Teachers in Oakland, California, headed into another day of strikes Friday after parents and students applauded their demands by keeping city classrooms empty.
Oakland’s 3,000 teachers went on strike Thursday over pay, class sizes and other issues, holding a boisterous rally at City Hall, marching through downtown streets and picketing outside the city’s 86 schools.
Union officials from the Oakland Education Association were returning Friday morning to the negotiating table with district officials.
“Parents, teachers and students spoke with their feet today,” union president Keith Brown said Thursday evening, calling for a strong turnout on Day Two. “Strikes are won on the streets, not at the bargaining table.”
The teachers are asking for a 12 percent retroactive raise covering 2017 to 2020 to compensate for what they say are among the lowest salaries for public school teachers in the expensive San Francisco Bay Area.
“I’m bleeding out every month, falling further into debt,” said Sarah Trauben, 30, who teaches english and government at Oakland Technical High School. She’s taken on a second job as an SAT tutor to make ends meet.
Teachers also want smaller class sizes and say the district needs to hire more full-time nurses and school counselors.
In Sierra Donaldson’s 9th grade biology class at Oakland Tech, she worries about safety in lab classes.
“Class size is huge. I need to keep an eye on 32 14-year-olds, and I feel like it’s just not safe if we’re working with bacteria or other materials,” said Donaldson.
A starting salary in the district is $46,500 a year and the average salary is $63,000, according to the union.

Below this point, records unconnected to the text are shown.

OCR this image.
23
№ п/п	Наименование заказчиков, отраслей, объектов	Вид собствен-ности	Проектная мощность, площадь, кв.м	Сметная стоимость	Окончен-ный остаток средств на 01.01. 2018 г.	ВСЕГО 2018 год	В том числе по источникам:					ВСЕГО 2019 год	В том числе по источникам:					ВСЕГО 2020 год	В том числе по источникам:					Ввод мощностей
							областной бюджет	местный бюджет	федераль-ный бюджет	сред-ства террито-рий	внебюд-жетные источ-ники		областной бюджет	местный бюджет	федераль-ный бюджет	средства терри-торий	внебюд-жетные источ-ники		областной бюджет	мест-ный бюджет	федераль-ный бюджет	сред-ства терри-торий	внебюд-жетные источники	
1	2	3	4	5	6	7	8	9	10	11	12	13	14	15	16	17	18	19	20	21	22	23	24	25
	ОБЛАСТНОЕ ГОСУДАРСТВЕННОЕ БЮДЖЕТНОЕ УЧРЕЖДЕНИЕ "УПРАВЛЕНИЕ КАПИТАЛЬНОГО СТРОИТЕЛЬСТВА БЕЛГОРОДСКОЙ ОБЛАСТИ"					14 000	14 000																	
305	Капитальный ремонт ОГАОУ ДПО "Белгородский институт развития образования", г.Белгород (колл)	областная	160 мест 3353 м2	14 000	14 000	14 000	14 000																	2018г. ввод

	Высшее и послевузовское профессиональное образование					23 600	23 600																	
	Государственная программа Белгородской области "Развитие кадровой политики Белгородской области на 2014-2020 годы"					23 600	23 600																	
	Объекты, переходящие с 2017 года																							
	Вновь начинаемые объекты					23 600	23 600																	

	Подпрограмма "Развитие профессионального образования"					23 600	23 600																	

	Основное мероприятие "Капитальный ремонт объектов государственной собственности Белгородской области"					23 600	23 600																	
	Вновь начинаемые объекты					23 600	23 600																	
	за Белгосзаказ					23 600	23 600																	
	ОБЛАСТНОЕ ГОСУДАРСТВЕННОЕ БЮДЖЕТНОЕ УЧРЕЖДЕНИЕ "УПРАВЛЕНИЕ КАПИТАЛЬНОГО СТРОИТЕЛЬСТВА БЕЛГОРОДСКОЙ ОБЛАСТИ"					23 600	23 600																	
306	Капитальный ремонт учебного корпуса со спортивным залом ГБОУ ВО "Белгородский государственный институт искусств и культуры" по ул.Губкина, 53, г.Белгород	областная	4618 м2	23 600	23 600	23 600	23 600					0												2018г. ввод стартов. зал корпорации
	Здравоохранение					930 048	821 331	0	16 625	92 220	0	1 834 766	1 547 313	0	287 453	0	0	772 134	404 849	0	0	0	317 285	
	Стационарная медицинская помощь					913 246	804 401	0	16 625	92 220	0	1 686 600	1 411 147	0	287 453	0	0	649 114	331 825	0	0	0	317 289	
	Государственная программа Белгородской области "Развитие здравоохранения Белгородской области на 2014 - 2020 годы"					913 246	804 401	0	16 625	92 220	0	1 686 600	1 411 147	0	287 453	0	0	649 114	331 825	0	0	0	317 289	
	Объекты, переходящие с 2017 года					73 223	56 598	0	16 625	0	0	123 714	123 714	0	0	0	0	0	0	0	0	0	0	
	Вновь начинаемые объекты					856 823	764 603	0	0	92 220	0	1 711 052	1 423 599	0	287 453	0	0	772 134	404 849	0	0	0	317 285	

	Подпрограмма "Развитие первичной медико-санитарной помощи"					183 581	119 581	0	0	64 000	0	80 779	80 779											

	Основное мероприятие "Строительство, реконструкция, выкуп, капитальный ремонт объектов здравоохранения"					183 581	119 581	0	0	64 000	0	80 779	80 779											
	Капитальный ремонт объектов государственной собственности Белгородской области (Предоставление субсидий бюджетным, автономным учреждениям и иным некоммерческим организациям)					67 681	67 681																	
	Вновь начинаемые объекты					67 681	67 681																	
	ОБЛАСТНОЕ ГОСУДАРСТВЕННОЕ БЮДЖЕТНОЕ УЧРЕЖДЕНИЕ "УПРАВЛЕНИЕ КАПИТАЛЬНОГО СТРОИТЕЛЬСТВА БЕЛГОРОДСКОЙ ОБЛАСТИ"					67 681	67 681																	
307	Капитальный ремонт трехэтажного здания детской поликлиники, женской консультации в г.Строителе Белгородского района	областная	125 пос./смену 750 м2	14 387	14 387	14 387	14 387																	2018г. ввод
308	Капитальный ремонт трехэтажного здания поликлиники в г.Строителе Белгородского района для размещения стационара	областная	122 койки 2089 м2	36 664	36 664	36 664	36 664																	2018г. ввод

In neighboring Berkeley, a starting teacher makes $51,000 a year and the average salary is $75,000, the union said.
“We cannot afford to live here,” said kindergarten teacher Elena Njemanze, who has been teaching in Oakland for eight years and has a master’s degree from Mills College. “I can only afford to pay rent because I have my parents helping me.”
The district initially offered a 5 percent raise covering 2017 to 2020, saying it is squeezed by rising costs and a budget crisis.
In negotiations Wednesday aimed at averting a strike, the district increased its proposal to a 7 percent raise over four years and a one-time 1.5 percent bonus.
But union officials rejected the offer.
Oakland Unified School District spokesman John Sasaki said school administrators hope to get a counter proposal from the union when negotiations resume Friday.
“We haven’t heard any proposal since last May so we’re hoping they have something for us when we meet tomorrow,” Sasaki said.
Local radio host Sana G. posted on Instagram a short video with a dozen Bay Area celebrities, including comedians, musicians, sports stars and others each saying, “I stand with Oakland teachers.” Local celebrities like MC Hammer, Stephen Curry and Oscar winner Mahershala Ali showed support in a video to say they “stand with Oakland teachers.”
Parents showed their support by honoring the picket line, said Will Lynch, a father with a second-grader at Glenview Elementary School, where 9 children out of 460 turned up for school.
“What are we doing not paying teachers enough money? It reflects our society’s values in a very negative way,” he said.
The walkout affects 36,000 students at 86 schools.
“We did not have a single student come to school today,” said Katherine Carter, principal at Oakland SOL middle school. “A couple kids were on the picket lines, but aside from that no kids.”
No students turned up at West Oakland Middle School either, said Brown, the union president.
“It’s unfortunate that it’s come to this, but it shines a spotlight on larger issues,” she said. “Public education is a crisis in our country. The teachers are now lifting that up across different states.”
The union has also called for the district to scrap plans to close as many as 24 schools that serve primarily African-American and Latino students. The union fears further students will be lost to charter schools that drain more than $57 million a year from the district.
Recent strikes across the nation have built on a wave of teacher activism that began last spring. Unions for West Virginia teachers, who staged a nine-day walkout last year, ended another two-day strike Wednesday. Last week, teachers in Denver ended a three-day walkout after reaching a tentative deal raising their wages.
Teachers in Los Angeles, the nation’s second-largest school district, staged a six-day strike last month that ended when they settled on a 6-percent raise with promises of smaller class sizes and the addition of nurses and counselors.